Thursday, 23 August 2007
The Variable Specific Impulse Magnetoplasma Rocket (VASIMR) system encompasses three linked magnetic cells. The "Plasma Source" cell involves the main injection of neutral gas (typically hydrogen, or other light gases) to be turned into plasma and the ionization subsystem. The "RF Booster" cell acts as an amplifier to further energize the plasma to the desired temperature using electromagnetic waves. The "Magnetic Nozzle" cell converts the energy of the plasma into directed motion and ultimately useful thrust.
Coupled with nuclear power this new type of rocket technology could dramatically shorten human transit times between planets (less than 3 months to Mars) and propel robotic cargo missions with a very large payload mass fraction. Trip times and payload mass are major limitations of conventional and nuclear thermal rockets because of their inherently low specific impulse (less than 1000 seconds). Plasma rockets such as VASIMR enable a very high specific impulse (greater than 10,000 seconds.) For these missions VASIMR will operate with hydrogen or deuterium propellant, both are abundant throughout the known universe.

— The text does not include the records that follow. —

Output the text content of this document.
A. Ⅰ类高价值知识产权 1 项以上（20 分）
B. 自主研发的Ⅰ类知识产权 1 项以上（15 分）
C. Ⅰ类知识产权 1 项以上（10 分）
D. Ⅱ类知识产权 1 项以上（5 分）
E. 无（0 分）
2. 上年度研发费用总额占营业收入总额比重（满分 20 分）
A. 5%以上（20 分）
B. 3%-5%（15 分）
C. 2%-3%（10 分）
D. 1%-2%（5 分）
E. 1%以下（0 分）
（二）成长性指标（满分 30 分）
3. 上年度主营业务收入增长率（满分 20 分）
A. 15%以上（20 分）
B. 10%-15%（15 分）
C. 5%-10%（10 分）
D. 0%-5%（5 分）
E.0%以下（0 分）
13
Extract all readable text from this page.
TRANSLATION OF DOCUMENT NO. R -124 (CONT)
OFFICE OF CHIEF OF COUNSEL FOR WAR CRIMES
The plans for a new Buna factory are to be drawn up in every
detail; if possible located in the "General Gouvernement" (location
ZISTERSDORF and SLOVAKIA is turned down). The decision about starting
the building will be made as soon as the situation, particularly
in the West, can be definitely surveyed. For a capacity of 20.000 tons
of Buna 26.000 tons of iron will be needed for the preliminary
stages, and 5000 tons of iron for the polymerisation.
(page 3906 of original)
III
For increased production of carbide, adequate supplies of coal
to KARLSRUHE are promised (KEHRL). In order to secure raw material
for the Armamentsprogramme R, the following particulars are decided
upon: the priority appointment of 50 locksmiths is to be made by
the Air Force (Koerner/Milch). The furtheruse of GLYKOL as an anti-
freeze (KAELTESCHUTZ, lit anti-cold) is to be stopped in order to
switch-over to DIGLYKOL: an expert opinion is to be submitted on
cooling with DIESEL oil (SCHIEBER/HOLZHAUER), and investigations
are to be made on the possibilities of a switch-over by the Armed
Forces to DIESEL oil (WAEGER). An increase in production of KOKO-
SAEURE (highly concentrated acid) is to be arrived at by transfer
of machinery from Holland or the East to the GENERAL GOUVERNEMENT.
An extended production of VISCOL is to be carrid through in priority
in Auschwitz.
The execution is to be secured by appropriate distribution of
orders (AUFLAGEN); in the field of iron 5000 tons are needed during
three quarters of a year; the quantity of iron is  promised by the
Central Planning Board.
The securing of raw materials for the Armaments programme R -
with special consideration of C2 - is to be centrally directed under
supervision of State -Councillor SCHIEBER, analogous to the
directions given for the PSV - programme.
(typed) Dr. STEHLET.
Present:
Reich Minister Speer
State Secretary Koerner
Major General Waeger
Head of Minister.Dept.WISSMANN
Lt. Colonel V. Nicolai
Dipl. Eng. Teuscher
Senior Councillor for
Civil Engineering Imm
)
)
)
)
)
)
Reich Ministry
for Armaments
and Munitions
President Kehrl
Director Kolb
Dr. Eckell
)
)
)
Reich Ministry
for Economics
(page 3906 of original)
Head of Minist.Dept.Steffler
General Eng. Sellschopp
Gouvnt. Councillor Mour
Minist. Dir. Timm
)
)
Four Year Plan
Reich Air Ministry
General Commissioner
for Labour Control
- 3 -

The VASIMR has two additional important features that distinguish it from other plasma propulsion systems:
1. Ability to vary the exhaust characteristics (thrust and specific impulse) in order to optimally match mission requirements. This results in the lowest trip time with the highest payload for a given fuel load.
2. VASIMR is driven by electromagnetic (RF) waves and has no physical material electrodes in contact with the hot plasma. This results in greater reliability and longer life and enables a much higher power density than competing designs.
4-th State of Matter
The first step to understanding how a plasma rocket operates is learning about plasma. A plasma state can be achieved when a substance in its gaseous state is heated to very high temperatures - tens of thousands to millions of degrees. At this temperatures, electrons are stripped, or lost, from the neutral atoms.
In the overheated gas, electrons, which hold a negative charge, and ionized atoms, which hold a positive charge, mixed together making an electrically neutral "soup" of charged particles that is a plasma. This is a very common occurrence in nature. In fact, 99 percent of the visible universe is in some form of a plasma state, including lightning, very hot flames, nebulas, the Sun and other stars. The plasmas at the extreme temperatures required of a plasma rocket cannot be contained by any known material. Fortunately, plasmas can be controlled by a magnetic field.